Schillers Buch setzt dagegen ein gewisses Vorwissen voraus. Auch die für heutige Ohren oft altertümlich wirkende Sprache bedarf einer gewissen Eingewöhnung. Trotzdem ist die Lektüre nicht minder lohnend. Schiller mag einen stärker ästhetischen und idealistischen Blick auf die Geschichte haben, was dem heute üblichen akademisch wissenschaftlichen Geschichtsverständnis widerspricht. Doch hat Schiller dafür ein stärkeres Gefühl für die mythologischen Komponenten der Geschichte.

Im Mythos offenbaren sich die geronnenen Urstrukturen der Menschheitsgeschichte, die sich zyklisch immer und immer wieder vollziehen.
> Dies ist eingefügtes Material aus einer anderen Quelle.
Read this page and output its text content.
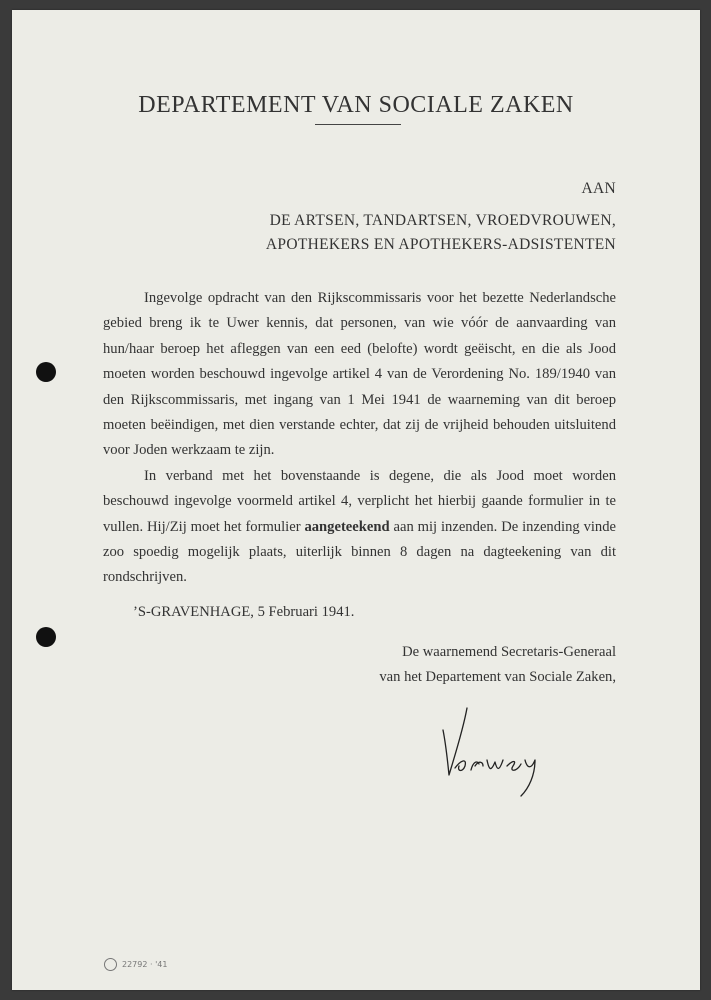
DEPARTEMENT VAN SOCIALE ZAKEN
AAN
DE ARTSEN, TANDARTSEN, VROEDVROUWEN,
APOTHEKERS EN APOTHEKERS-ADSISTENTEN

Ingevolge opdracht van den Rijkscommissaris voor het bezette Nederlandsche gebied breng ik te Uwer kennis, dat personen, van wie vóór de aanvaarding van hun/haar beroep het afleggen van een eed (belofte) wordt geëischt, en die als Jood moeten worden beschouwd ingevolge artikel 4 van de Verordening No. 189/1940 van den Rijkscommissaris, met ingang van 1 Mei 1941 de waarneming van dit beroep moeten beëindigen, met dien verstande echter, dat zij de vrijheid behouden uitsluitend voor Joden werkzaam te zijn.

In verband met het bovenstaande is degene, die als Jood moet worden beschouwd ingevolge voormeld artikel 4, verplicht het hierbij gaande formulier in te vullen. Hij/Zij moet het formulier aangeteekend aan mij inzenden. De inzending vinde zoo spoedig mogelijk plaats, uiterlijk binnen 8 dagen na dagteekening van dit rondschrijven.

’S-GRAVENHAGE, 5 Februari 1941.
De waarnemend Secretaris-Generaal
van het Departement van Sociale Zaken,
22792 · '41
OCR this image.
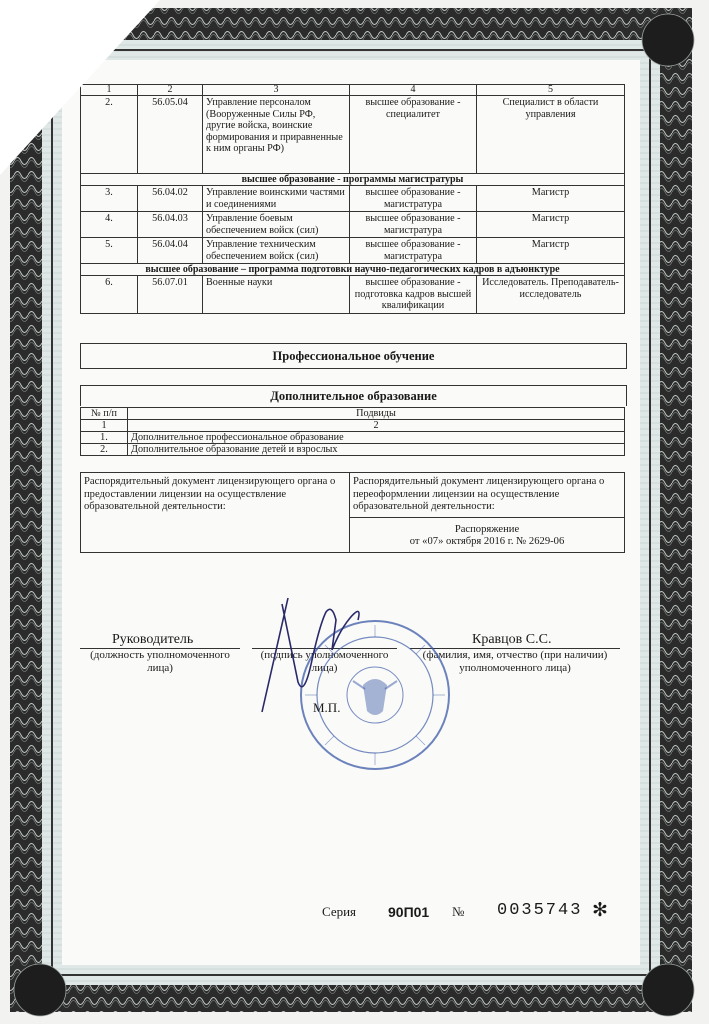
1	2	3	4	5
2.	56.05.04	Управление персоналом (Вооруженные Силы РФ, другие войска, воинские формирования и приравненные к ним органы РФ)	высшее образование - специалитет	Специалист в области управления
высшее образование - программы магистратуры				
3.	56.04.02	Управление воинскими частями и соединениями	высшее образование - магистратура	Магистр
4.	56.04.03	Управление боевым обеспечением войск (сил)	высшее образование - магистратура	Магистр
5.	56.04.04	Управление техническим обеспечением войск (сил)	высшее образование - магистратура	Магистр
высшее образование – программа подготовки научно-педагогических кадров в адъюнктуре				
6.	56.07.01	Военные науки	высшее образование - подготовка кадров высшей квалификации	Исследователь. Преподаватель-исследователь
Профессиональное обучение
Дополнительное образование
№ п/п	Подвиды
1	2
1.	Дополнительное профессиональное образование
2.	Дополнительное образование детей и взрослых
Распорядительный документ лицензирующего органа о предоставлении лицензии на осуществление образовательной деятельности:	Распорядительный документ лицензирующего органа о переоформлении лицензии на осуществление образовательной деятельности:

Распоряжение
от «07» октября 2016 г. № 2629-06
Руководитель
(должность уполномоченного лица)
(подпись уполномоченного лица)
Кравцов С.С.
(фамилия, имя, отчество (при наличии) уполномоченного лица)
М.П.
Серия 90П01 № 0035743 ✻
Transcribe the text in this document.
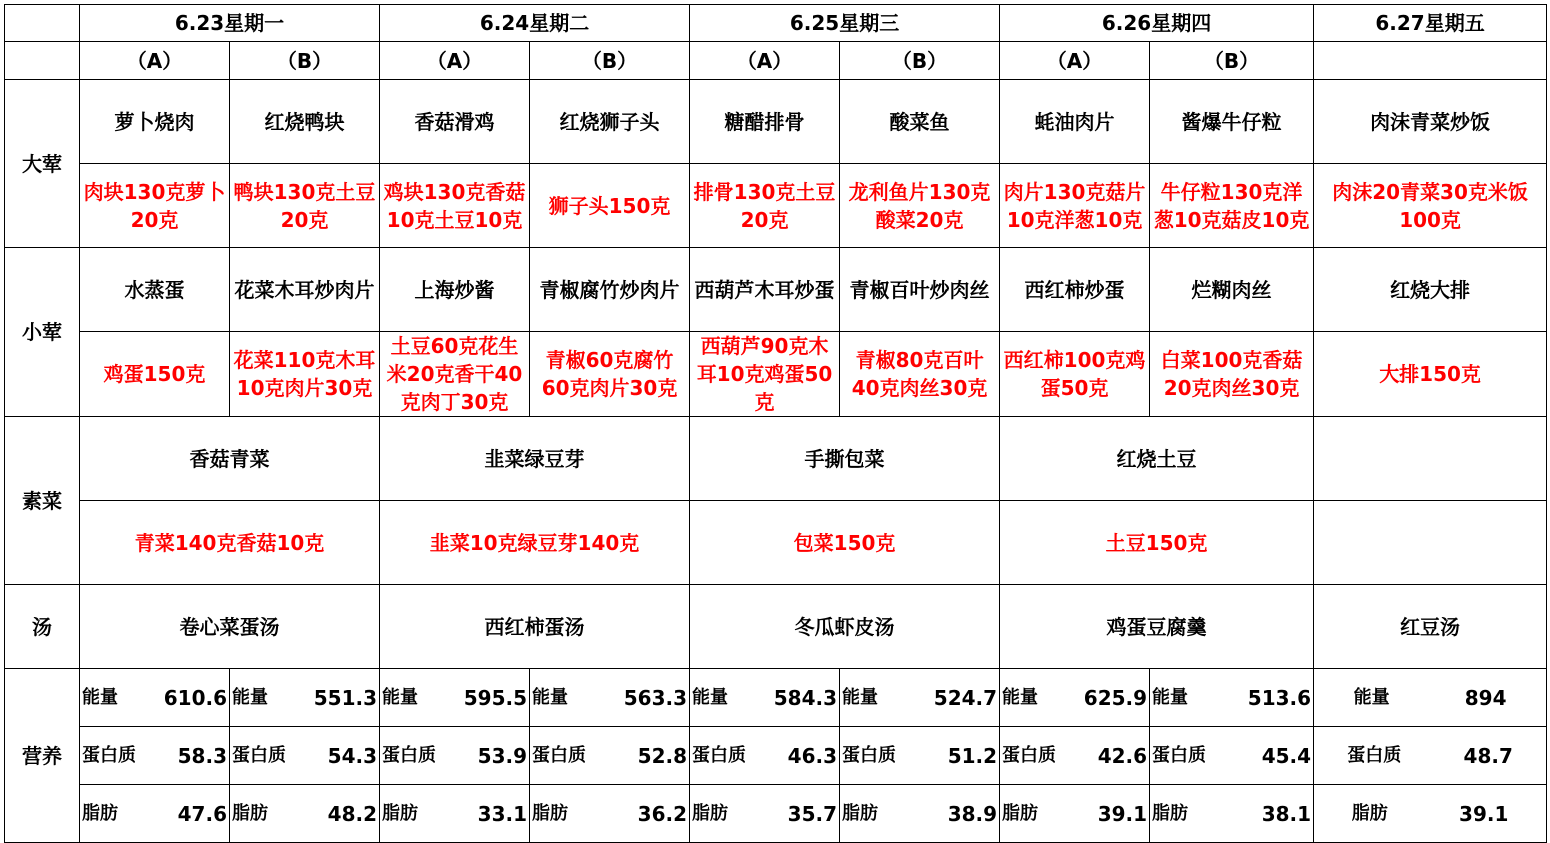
	6.23星期一		6.24星期二		6.25星期三		6.26星期四		6.27星期五
	（A）	（B）	（A）	（B）	（A）	（B）	（A）	（B）	
大荤	萝卜烧肉	红烧鸭块	香菇滑鸡	红烧狮子头	糖醋排骨	酸菜鱼	蚝油肉片	酱爆牛仔粒	肉沫青菜炒饭
	肉块130克萝卜20克	鸭块130克土豆20克	鸡块130克香菇10克土豆10克	狮子头150克	排骨130克土豆20克	龙利鱼片130克酸菜20克	肉片130克菇片10克洋葱10克	牛仔粒130克洋葱10克菇皮10克	肉沫20青菜30克米饭100克
小荤	水蒸蛋	花菜木耳炒肉片	上海炒酱	青椒腐竹炒肉片	西葫芦木耳炒蛋	青椒百叶炒肉丝	西红柿炒蛋	烂糊肉丝	红烧大排
	鸡蛋150克	花菜110克木耳10克肉片30克	土豆60克花生米20克香干40克肉丁30克	青椒60克腐竹60克肉片30克	西葫芦90克木耳10克鸡蛋50克	青椒80克百叶40克肉丝30克	西红柿100克鸡蛋50克	白菜100克香菇20克肉丝30克	大排150克
素菜	香菇青菜		韭菜绿豆芽		手撕包菜		红烧土豆		
	青菜140克香菇10克		韭菜10克绿豆芽140克		包菜150克		土豆150克		
汤	卷心菜蛋汤		西红柿蛋汤		冬瓜虾皮汤		鸡蛋豆腐羹		红豆汤
营养	能量 610.6	能量 551.3	能量 595.5	能量 563.3	能量 584.3	能量 524.7	能量 625.9	能量 513.6	能量 894

	蛋白质 58.3	蛋白质 54.3	蛋白质 53.9	蛋白质 52.8	蛋白质 46.3	蛋白质 51.2	蛋白质 42.6	蛋白质 45.4	蛋白质 48.7

	脂肪 47.6	脂肪 48.2	脂肪 33.1	脂肪 36.2	脂肪 35.7	脂肪 38.9	脂肪 39.1	脂肪 38.1	脂肪 39.1
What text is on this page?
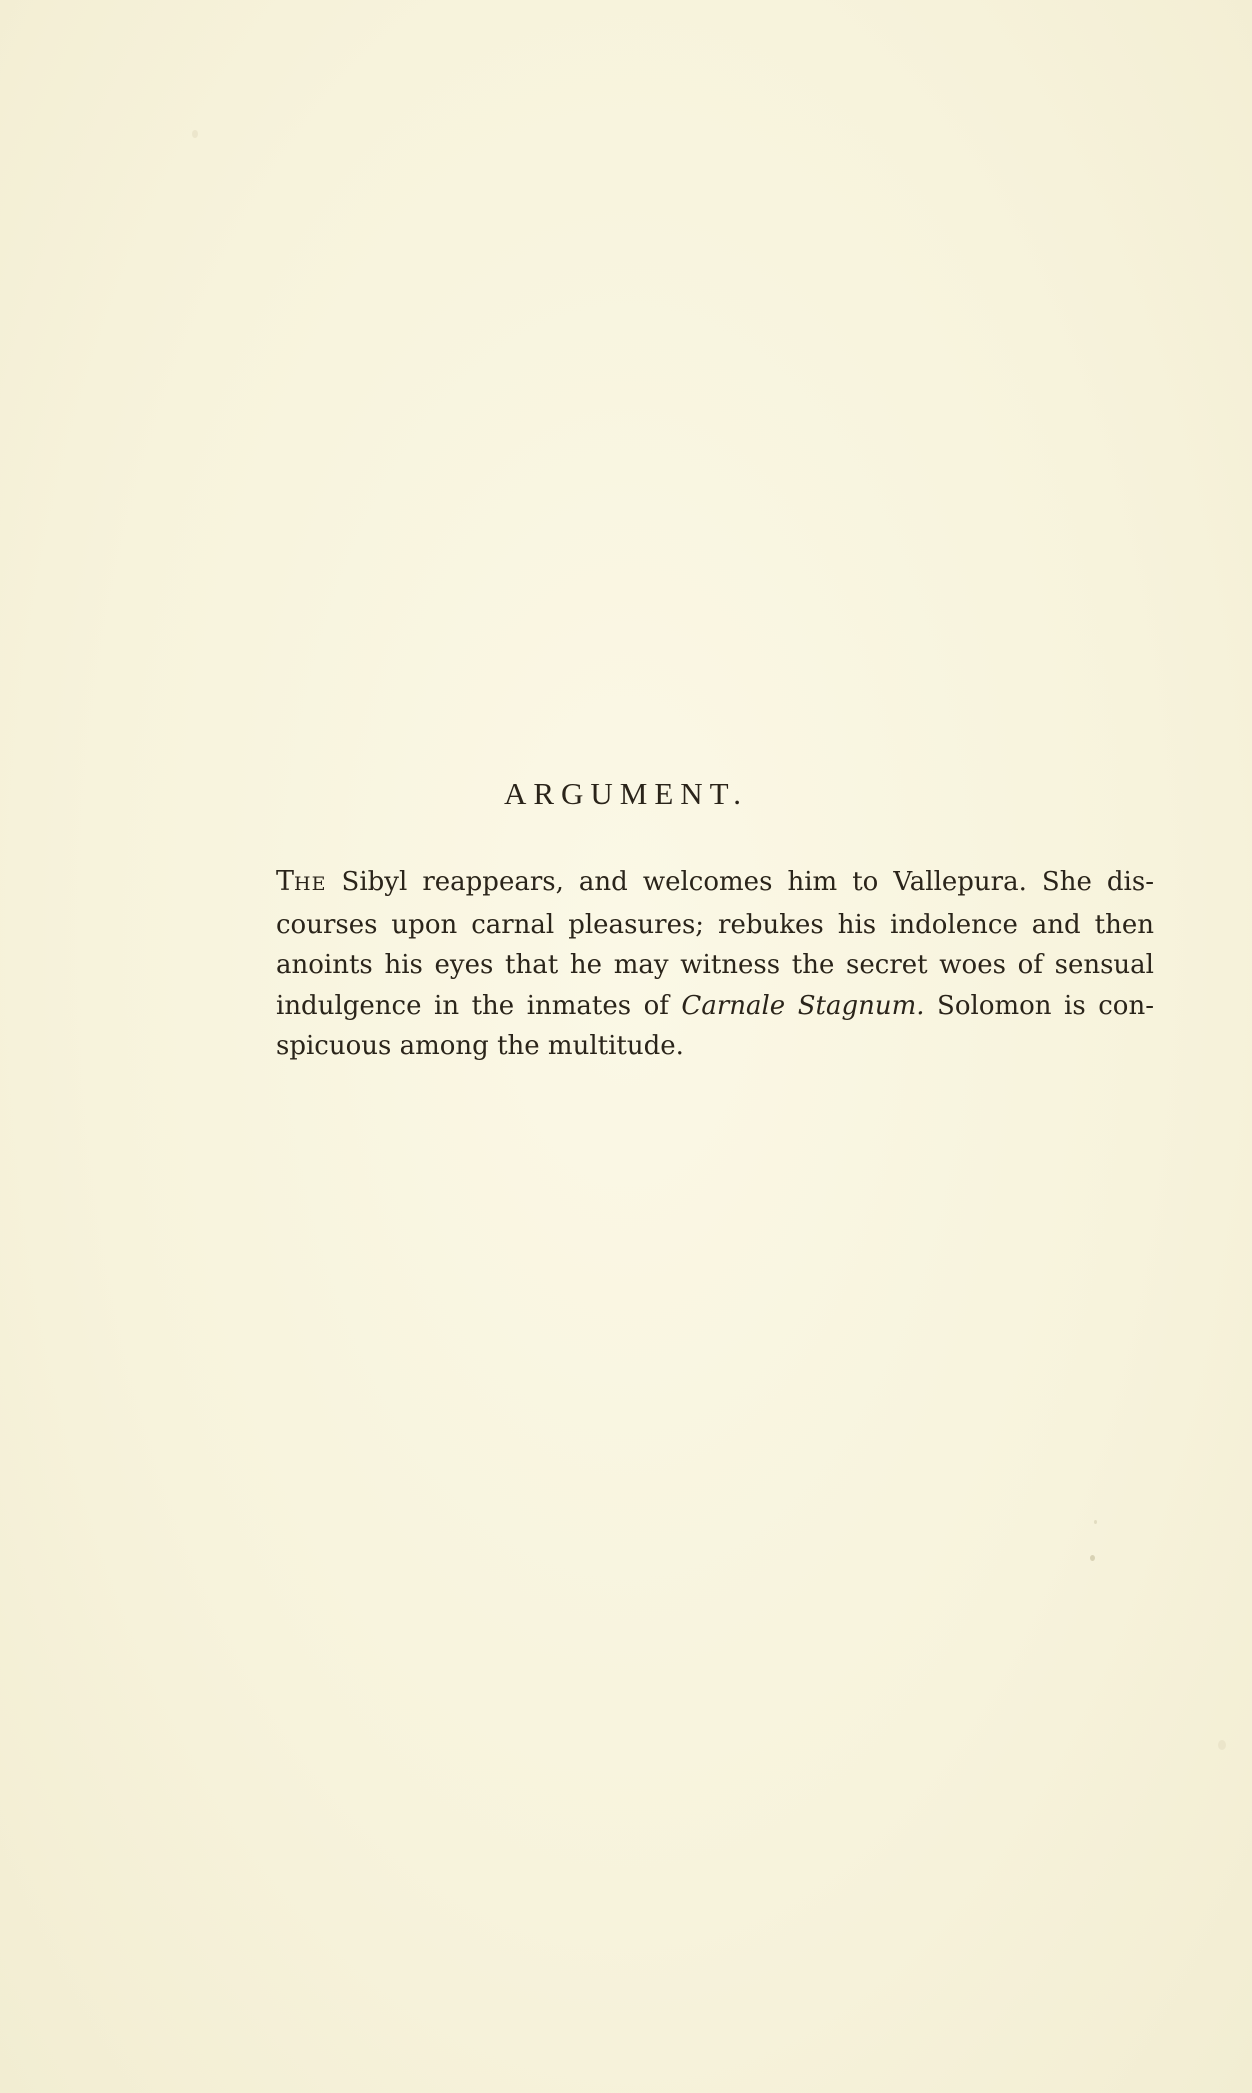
ARGUMENT.

THE Sibyl reappears, and welcomes him to Vallepura. She discourses upon carnal pleasures; rebukes his indolence and then anoints his eyes that he may witness the secret woes of sensual indulgence in the inmates of Carnale Stagnum. Solomon is conspicuous among the multitude.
Viele Philosophen und Künstler haben diese mythologischen Konstellation immer wieder beschrieben und in ästhetische Formen gegossen. Und immer wieder stellt sich dabei die Menschheitsfrage: kann der Mensch aus seinen Fehlern lernen, Konsequenzen aus den Katastrophen der Vergangenheit ziehen? Oder sind diese epochalen Kriege unvermeidlich als kosmisch reinigende Katastrophen, unbezwingbar in ihrer Logik und konsequent in ihrer Unentrinnbarkeit.